By that time, the clock was already ticking on dear old Taylor Field, where Hopson had played as a member of the Thom Trojans and Regina Rams before joining the Roughriders’ offensive line in 1973.

Hopson was integrally involved in negotiations that led to the construction of the current Mosaic Stadium. After five years of negotiations and speculation, the new stadium deal was announced on July 14, 2012, shortly before a home game.

In less formal settings, Hopson has also sparkled. I have written many times that he is equally comfortable in a boardroom or at a barbecue.

Regardless of the setting or the circumstances, Hopson has always been quick to make friends.

All of that leads to today and the deluge of calls and messages Hopson has received since it was revealed nearly four weeks ago that the cancer treatment had been discontinued.
“When the news first broke, I said to Brenda, ‘We must have gotten dozens of texts, emails and phone calls,’ ” her proud husband of 15 years recalled. “She said, ‘No, Jim. We’ve gotten hundreds.’ ”

He just heard, for example, from Kerry Joseph, who was recently named the Chicago Bears’ Quarterbacks Coach.

Joseph piloted Saskatchewan to a Grey Cup victory in 2007, when he was also named the CFL’s Most Outstanding Player.

No stranger to accolades himself, Hopson has been inducted into the SaskTel Plaza of Honour (in 2018), the Canadian Football Hall of Fame (2019), Regina Sports Hall of Fame (2022) and Mike Ditka’s Gridiron Greats Assistance Fund Hall of Fame (2022).

“I’ve had a wonderful time,” he reflected. “I wish there was more of it, but you just know.”

What he does know is that he wants to extract the most from every day — a long-standing philosophy that is not applicable strictly in times of misfortune.

After being stricken with terminal cancer, he didn’t suddenly start taking time to smell the roses. He has always been one to live in the moment and appreciate every interaction and all the blessings in his life. Why change now?

“In many ways, I don’t think about it,” he said. “I have a lot going on every day.

“I’m not thinking about being sick. I’m reading books, watching TV, and following the news online about the CFL, NFL, NHL, Formula One …
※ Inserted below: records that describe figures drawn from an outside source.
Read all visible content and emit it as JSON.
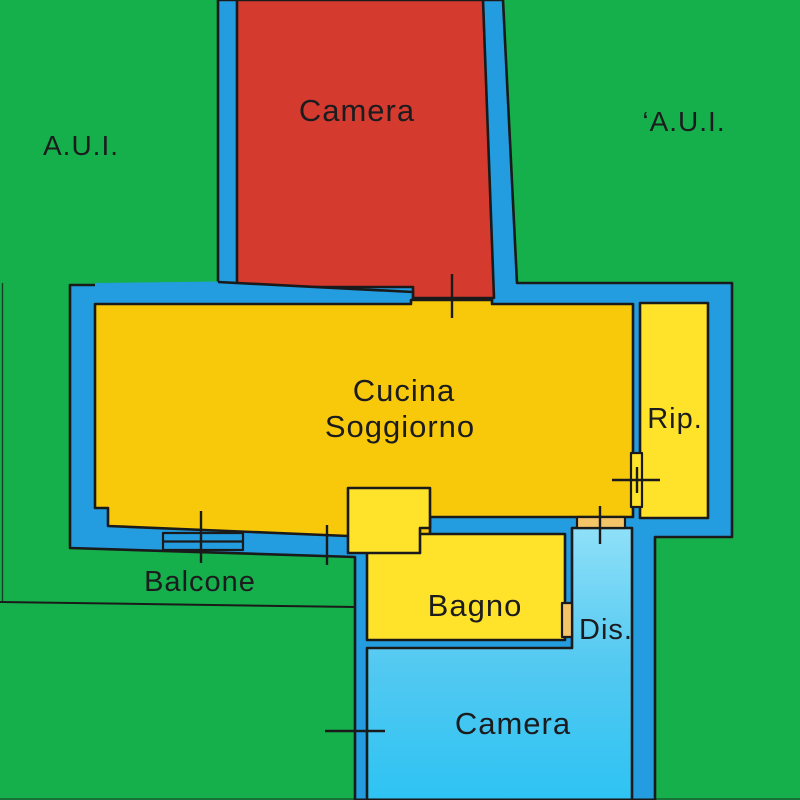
{
  "plan": {
    "labels": {
      "area_left": "A.U.I.",
      "area_right": "‘A.U.I.",
      "camera_top": "Camera",
      "cucina_line1": "Cucina",
      "cucina_line2": "Soggiorno",
      "rip": "Rip.",
      "balcone": "Balcone",
      "bagno": "Bagno",
      "dis": "Dis.",
      "camera_bottom": "Camera"
    },
    "colors": {
      "green": "#15B04B",
      "red": "#D53A2F",
      "wall_blue": "#249CE0",
      "gold": "#F8C90B",
      "yellow": "#FFE32A",
      "cyan": "#49C3F0",
      "cyan_light": "#8FE0F8",
      "tan": "#F4C468",
      "outline": "#1A1A1A"
    }
  }
}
“I’m still doing the mundane things. I’ll go to the store for a quart of milk or get the mail. It’s pretty normal, the stuff you do.”

As we spoke, Brenda was preparing some turkey soup, a few hours after her husband’s latest visit with an oncologist. The Monday morning consultation was “pretty good,” all things considered — the impetus for him to speak so highly once again of our dedicated medical professionals and everyone at the Allan Blair Cancer Centre.

To Hopson, they are the remarkable ones, and the plaudits are certainly well-deserved.

But, sitting in this chair, it is impossible not to marvel at the amazing person on the other end of the telephone.

In nearly 40 years of writing for a living, I have never seen or heard anyone tackle such heartbreaking news head-on and discuss it almost matter-of-factly in interviews with a number of media outlets.

“I’ve always been an open book,” he explained.

“I feel like I have a unique forum, so I want to encourage everyone to get tested.

“Colon cancer is hitting a lot of people, including young people. If I had been tested a year earlier, maybe I wouldn’t be in this position.

“I’m hoping that by speaking out about it and encouraging people to get tested, it will make a difference.

“A few people have already come back to me and said that they’ve been tested and, lo and behold, they’ve found some growths.

“Get tested. Get tested. Get tested.”

There is a tendency to think, “It’ll never happen to me,” but that can be a dangerous trap.

“I just heard that King Charles has cancer,” Hopson said. “It hits everyone.”

Maybe so, but not everyone can face the biggest test of their life as positively — and as publicly — as No. 52, Jim Hopson.

That prompted me to inquire, near the end of our conversation, with the utmost incredulity: How on Earth do you do this?

He chuckled while considering the question.

“I don’t know how I ended up this way …,” he said before turning away from the phone for a moment.

“Brenda, do you know why I am the way I am?”

Her reply was as immediate as it was accurate.

“Because,” she responded, “you’re just a great guy.”